Thats one heck of project "half scale",but if you do search you'll find some great advice etc. on such project.


----------



## jhngardner367 (Apr 5, 2011)

The basic rule of hydraulics is: pressure(psi)= torque,and flow(gpm)= speed. The other is that you can't compress a liquid. Hydro units can be tricky to set up,and if done wrong DANGEROUS,due to high fluid pressures. I think you should talk to a local person/business,that works on/supplies hydraulic pumps,motors,and fittings.They are usually ready to help with questions.


----------



## Cublover (Feb 20, 2011)

bluovlby said:


> Hi. I am new to the forum and looking to build a couple half scale tractors for use around my place.

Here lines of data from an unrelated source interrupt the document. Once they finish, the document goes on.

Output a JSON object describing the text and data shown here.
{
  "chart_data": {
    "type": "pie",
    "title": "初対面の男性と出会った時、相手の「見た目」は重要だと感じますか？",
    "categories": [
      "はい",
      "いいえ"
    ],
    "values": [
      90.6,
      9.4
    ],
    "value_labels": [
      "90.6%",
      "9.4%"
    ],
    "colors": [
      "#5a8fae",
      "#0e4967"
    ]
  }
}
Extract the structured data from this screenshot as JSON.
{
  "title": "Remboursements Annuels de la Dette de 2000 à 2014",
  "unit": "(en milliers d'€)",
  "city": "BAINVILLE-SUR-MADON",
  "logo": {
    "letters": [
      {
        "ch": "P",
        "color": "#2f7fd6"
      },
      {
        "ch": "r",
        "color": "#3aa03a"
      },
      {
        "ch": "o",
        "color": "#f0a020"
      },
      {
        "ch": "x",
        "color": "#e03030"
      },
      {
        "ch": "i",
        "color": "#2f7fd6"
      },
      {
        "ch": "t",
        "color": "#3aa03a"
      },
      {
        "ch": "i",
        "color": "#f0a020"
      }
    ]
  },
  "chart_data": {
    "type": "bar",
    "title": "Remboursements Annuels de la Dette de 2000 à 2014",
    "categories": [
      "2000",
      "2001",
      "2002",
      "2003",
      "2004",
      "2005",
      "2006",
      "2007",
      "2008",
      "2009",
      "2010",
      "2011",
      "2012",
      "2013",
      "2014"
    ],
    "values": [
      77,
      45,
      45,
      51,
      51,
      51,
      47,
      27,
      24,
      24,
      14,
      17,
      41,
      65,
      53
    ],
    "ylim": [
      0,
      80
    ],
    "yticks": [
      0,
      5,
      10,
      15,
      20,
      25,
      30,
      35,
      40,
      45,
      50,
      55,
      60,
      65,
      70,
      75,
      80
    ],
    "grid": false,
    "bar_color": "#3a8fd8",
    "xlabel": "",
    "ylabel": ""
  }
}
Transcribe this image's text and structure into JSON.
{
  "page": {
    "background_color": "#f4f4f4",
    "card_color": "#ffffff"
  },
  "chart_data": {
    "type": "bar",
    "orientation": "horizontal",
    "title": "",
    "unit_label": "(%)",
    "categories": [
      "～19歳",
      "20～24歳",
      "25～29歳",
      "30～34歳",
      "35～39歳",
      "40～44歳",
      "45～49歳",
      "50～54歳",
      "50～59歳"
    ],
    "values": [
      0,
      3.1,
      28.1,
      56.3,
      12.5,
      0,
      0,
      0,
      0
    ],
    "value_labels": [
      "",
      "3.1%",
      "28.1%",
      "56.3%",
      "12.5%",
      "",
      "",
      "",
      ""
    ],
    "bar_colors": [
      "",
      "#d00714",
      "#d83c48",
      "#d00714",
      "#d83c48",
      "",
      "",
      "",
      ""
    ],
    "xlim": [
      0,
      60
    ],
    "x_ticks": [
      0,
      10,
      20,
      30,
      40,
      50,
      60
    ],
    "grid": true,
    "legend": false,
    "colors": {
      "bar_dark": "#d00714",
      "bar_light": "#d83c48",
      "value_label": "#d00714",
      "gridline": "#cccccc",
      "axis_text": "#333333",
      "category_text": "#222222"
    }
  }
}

I want to start with a small version of a Ford powermaster row crop. I have a super mini Kubota engine that would work great, but my knowlege of Hydrolics is not the greatest. Anyone know much about Hydrolics who would be willing to give me advice?
> 
> Thanks a bunch
> Casey


I have an old Husky lawn tractor that has the same pump as my brothers DUMP truck. It looks like a power steering pump. On my Husky, it works the deck. On my bro's truck, it runs the bed, the plow and the salt spreader.
My friend had the same pump on his tow truck. It ran the hydraulic boom, the wheel lift and the winch.
ALL are belt driven. 
I bought the Husky for $50. Had all I needed to modify what came next.
The engine was blown, but all valves, The pump, cylenders and hoses came with it.


----------